En effet ses ressources mensuelles en 2023 étaient de 4.199,50 euros par mois selon son avis d’imposition 2024 concernant les revenus de 2023, en 2024 de 3.119,83 euros par mois selon son avis de situation déclarative établi en 2025 et en 2025 elle a perçu, jusqu’au 21 juillet 2025, un revenu mensuel de 2.515,60 euros par mois en ce compris la contribution alimentaire du père d’un montant de 580 euros soit 290 euros par enfant.
Depuis la reprise d’une activité libérale en qualité de kinésithérapeute à domicile, elle justifie qu’elle n’a perçu aucun revenu entre août et octobre 2025, 568,43 euros en novembre 2025 et 3.417,57 euros en décembre 2025, s’agissant en outre de revenus bruts.
Elle démontre ainsi qu’elle a subi en effet une diminution de ses ressources et ce même si ses dépenses ne paraissent pas toujours en adéquation avec sa situation financière concernant notamment les loisirs des enfants (poney, badminton … soit 86 euros par mois) ou encore le coût de leur scolarité dans un établissement privé (600 euros par parent et par mois) ; en outre l’épargne qu’elle constitue pour elle (assurance vie 50 euros par mois) ou pour les enfants (150 euros par mois pour 3 enfants s’agissant de 2 enfants de 7 ans et d’un bébé né en 2025) apparaît totalement inadaptée à sa situation économique.
Il convient en conséquence de faire droit à sa demande de suspension de paiement des échéances du prêt °4004999DNIPG11GH de 957,03 euros par mois souscrit auprès de la Banque SA CREDIT LYONNAIS BANQUE LCL mais pour une durée limitée à 12 mois et ce dans les termes du dispositif de la présente ordonnance et à compter de la signification de la présente décision.

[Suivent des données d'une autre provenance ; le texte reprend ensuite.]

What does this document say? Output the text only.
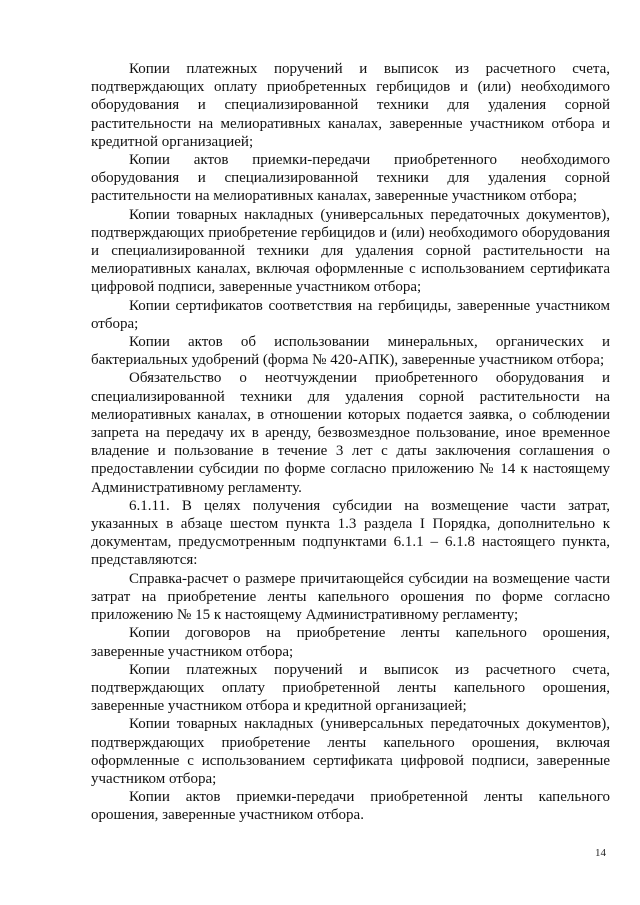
Копии платежных поручений и выписок из расчетного счета, подтверждающих оплату приобретенных гербицидов и (или) необходимого оборудования и специализированной техники для удаления сорной растительности на мелиоративных каналах, заверенные участником отбора и кредитной организацией;

Копии актов приемки-передачи приобретенного необходимого оборудования и специализированной техники для удаления сорной растительности на мелиоративных каналах, заверенные участником отбора;

Копии товарных накладных (универсальных передаточных документов), подтверждающих приобретение гербицидов и (или) необходимого оборудования и специализированной техники для удаления сорной растительности на мелиоративных каналах, включая оформленные с использованием сертификата цифровой подписи, заверенные участником отбора;

Копии сертификатов соответствия на гербициды, заверенные участником отбора;

Копии актов об использовании минеральных, органических и бактериальных удобрений (форма № 420-АПК), заверенные участником отбора;

Обязательство о неотчуждении приобретенного оборудования и специализированной техники для удаления сорной растительности на мелиоративных каналах, в отношении которых подается заявка, о соблюдении запрета на передачу их в аренду, безвозмездное пользование, иное временное владение и пользование в течение 3 лет с даты заключения соглашения о предоставлении субсидии по форме согласно приложению № 14 к настоящему Административному регламенту.

6.1.11. В целях получения субсидии на возмещение части затрат, указанных в абзаце шестом пункта 1.3 раздела I Порядка, дополнительно к документам, предусмотренным подпунктами 6.1.1 – 6.1.8 настоящего пункта, представляются:

Справка-расчет о размере причитающейся субсидии на возмещение части затрат на приобретение ленты капельного орошения по форме согласно приложению № 15 к настоящему Административному регламенту;

Копии договоров на приобретение ленты капельного орошения, заверенные участником отбора;

Копии платежных поручений и выписок из расчетного счета, подтверждающих оплату приобретенной ленты капельного орошения, заверенные участником отбора и кредитной организацией;

Копии товарных накладных (универсальных передаточных документов), подтверждающих приобретение ленты капельного орошения, включая оформленные с использованием сертификата цифровой подписи, заверенные участником отбора;

Копии актов приемки-передачи приобретенной ленты капельного орошения, заверенные участником отбора.

14
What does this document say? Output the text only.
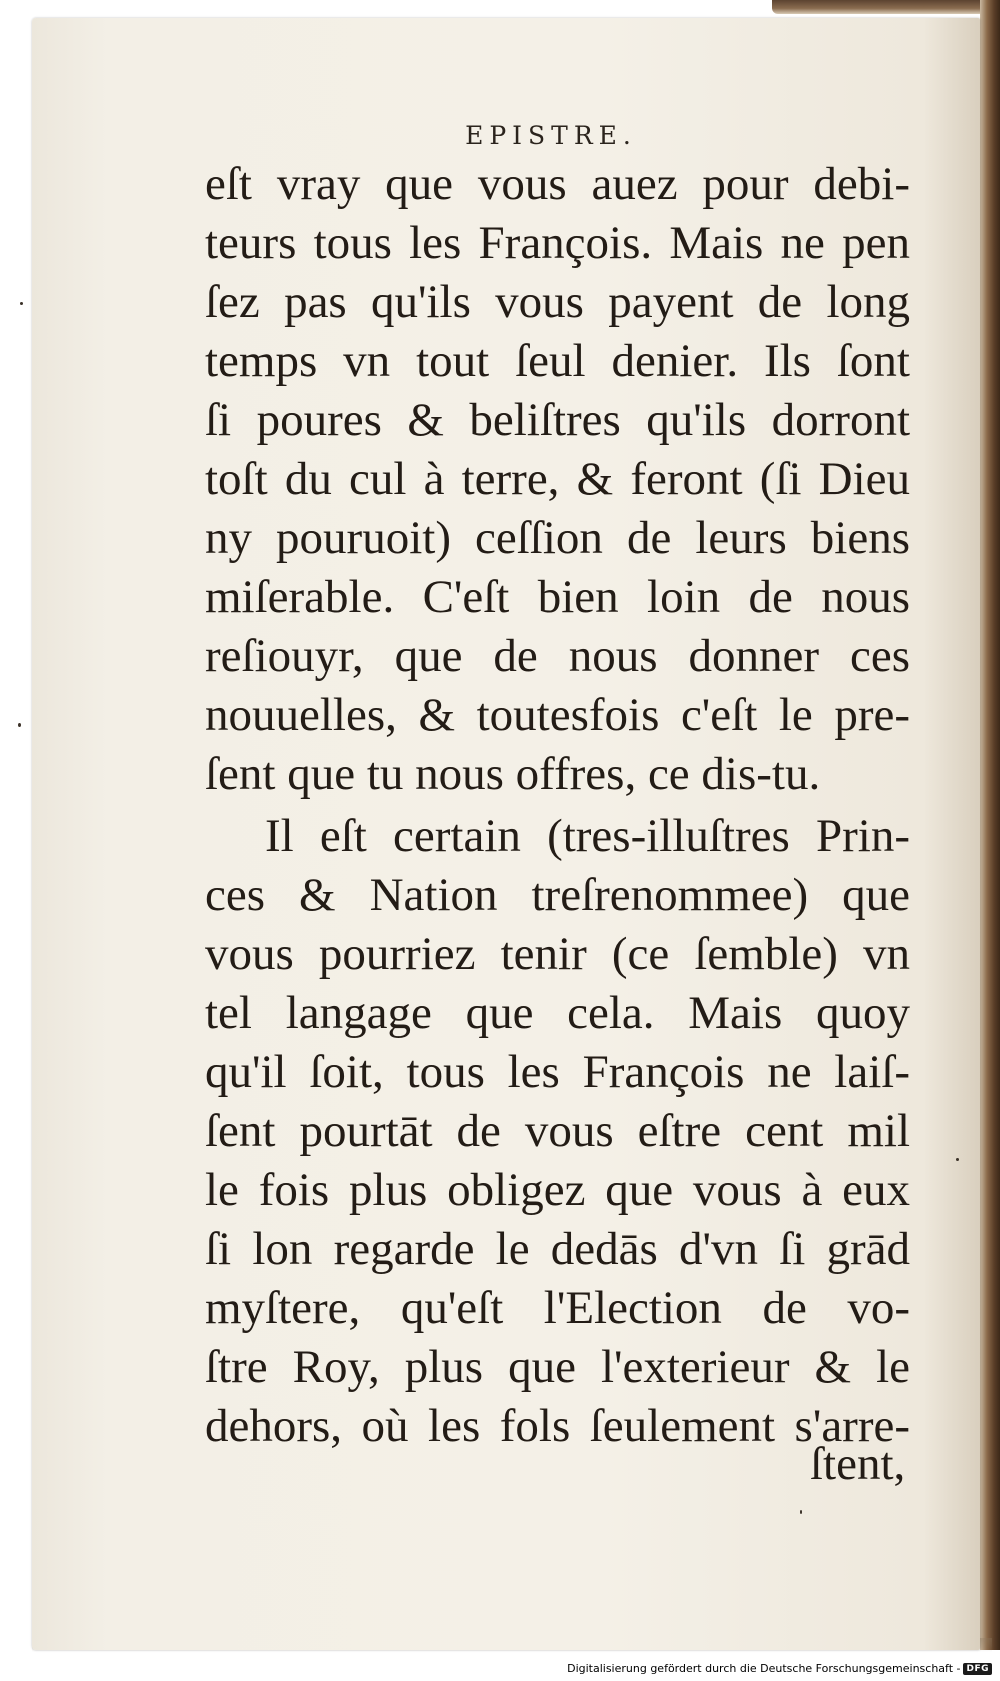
EPISTRE.
eſt vray que vous auez pour debi-
teurs tous les François. Mais ne pen
ſez pas qu'ils vous payent de long
temps vn tout ſeul denier. Ils ſont
ſi poures & beliſtres qu'ils dorront
toſt du cul à terre, & feront (ſi Dieu
ny pouruoit) ceſſion de leurs biens
miſerable. C'eſt bien loin de nous
reſiouyr, que de nous donner ces
nouuelles, & toutesfois c'eſt le pre-
ſent que tu nous offres, ce dis-tu.
Il eſt certain (tres-illuſtres Prin-
ces & Nation treſrenommee) que
vous pourriez tenir (ce ſemble) vn
tel langage que cela. Mais quoy
qu'il ſoit, tous les François ne laiſ-
ſent pourtāt de vous eſtre cent mil
le fois plus obligez que vous à eux
ſi lon regarde le dedās d'vn ſi grād
myſtere, qu'eſt l'Election de vo-
ſtre Roy, plus que l'exterieur & le
dehors, où les fols ſeulement s'arre-
ſtent,
Digitalisierung gefördert durch die Deutsche Forschungsgemeinschaft - DFG
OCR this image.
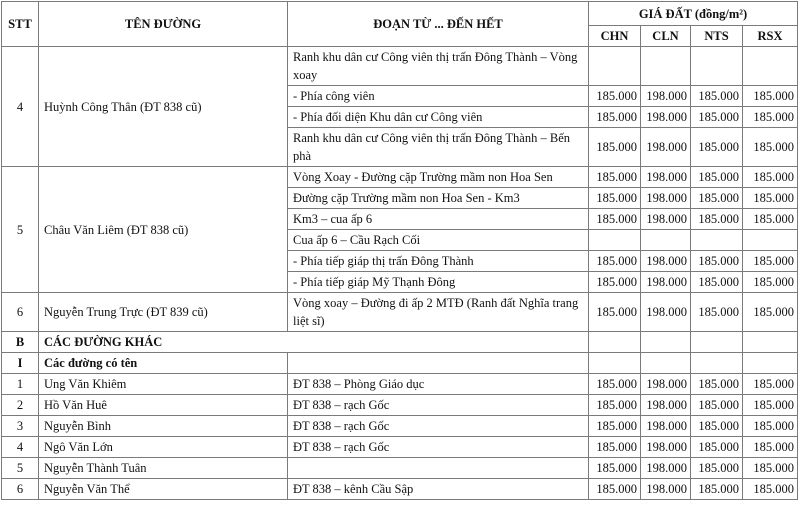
STT	TÊN ĐƯỜNG	ĐOẠN TỪ ... ĐẾN HẾT	GIÁ ĐẤT (đồng/m²)			
			CHN	CLN	NTS	RSX
4	Huỳnh Công Thân (ĐT 838 cũ)	Ranh khu dân cư Công viên thị trấn Đông Thành – Vòng xoay				
		- Phía công viên	185.000	198.000	185.000	185.000
		- Phía đối diện Khu dân cư Công viên	185.000	198.000	185.000	185.000
		Ranh khu dân cư Công viên thị trấn Đông Thành – Bến phà	185.000	198.000	185.000	185.000
5	Châu Văn Liêm (ĐT 838 cũ)	Vòng Xoay - Đường cặp Trường mầm non Hoa Sen	185.000	198.000	185.000	185.000
		Đường cặp Trường mầm non Hoa Sen - Km3	185.000	198.000	185.000	185.000
		Km3 – cua ấp 6	185.000	198.000	185.000	185.000
		Cua ấp 6 – Cầu Rạch Cối				
		- Phía tiếp giáp thị trấn Đông Thành	185.000	198.000	185.000	185.000
		- Phía tiếp giáp Mỹ Thạnh Đông	185.000	198.000	185.000	185.000
6	Nguyễn Trung Trực (ĐT 839 cũ)	Vòng xoay – Đường đi ấp 2 MTĐ (Ranh đất Nghĩa trang liệt sĩ)	185.000	198.000	185.000	185.000
B	CÁC ĐƯỜNG KHÁC					
I	Các đường có tên					
1	Ung Văn Khiêm	ĐT 838 – Phòng Giáo dục	185.000	198.000	185.000	185.000
2	Hồ Văn Huê	ĐT 838 – rạch Gốc	185.000	198.000	185.000	185.000
3	Nguyễn Bình	ĐT 838 – rạch Gốc	185.000	198.000	185.000	185.000
4	Ngô Văn Lớn	ĐT 838 – rạch Gốc	185.000	198.000	185.000	185.000
5	Nguyễn Thành Tuân		185.000	198.000	185.000	185.000
6	Nguyễn Văn Thể	ĐT 838 – kênh Cầu Sập	185.000	198.000	185.000	185.000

Monsieur [D], co-emprunteur solidaire du prêt litigieux, bénéficiera également de cette suspension compte tenu notamment des dispositions de l’ordonnance d’orientation et de mesures provisoires en date du 20 décembre 2022.
II – SUR LES DEMANDES ACCESSOIRES
Compte tenu du contexte de la procédure, chaque partie gardera à sa charge ses frais irrépétibles et ses dépens.
PAR CES MOTIFS
Nous, juge du contentieux de la protection, statuant en référé, par ordonnance réputée contradictoire et en premier ressort,
Vu l’ordonnance de référé avant dire droit en date du 3 décembre 2025 ;
ORDONNONS la suspension de l’exécution des obligations contractuelles de Madame [E] [R] et de Monsieur [B] [D] pendant un délai de 12 mois à compter de la signification de la présente décision, relatives au contrat de prêt n°4004999DNIPG11GH d’une mensualité de 957,03 euros souscrit auprès de la Banque SA CREDIT LYONNAIS BANQUE LCL ;
PRECISONS que cette suspension, en cas de vente du bien financé par le crédit litigieux n°4004999DNIPG11GH souscrit auprès de la Banque SA CREDIT LYONNAIS BANQUE LCL, cessera de produire ses effets au jour de la vente de celui-ci ;
DISONS que pendant le délai de grâce accordé, les sommes dues ne porteront ni intérêts, ni pénalités ;
DISONS que pendant cette période, Madame [Z] [R] et Monsieur [B] [D] devront continuer à s’acquitter de la mensualité d’assurance relative au prêt ;
DISONS qu’au terme de la période de suspension, le terme du contrat sera prorogé de cette même durée, son exécution devant reprendre conformément aux conditions initiales à l’issue de ce délai ;
RAPPELONS que la présente ordonnance entraîne la suspension de toute procédure d’exécution ;
DEBOUTONS les parties de toute demande plus ample ou contraire ;
DISONS que chaque partie gardera à sa charge ses frais irrépétibles et ses dépens ;
RAPPELONS que la présente ordonnance est exécutoire par provision.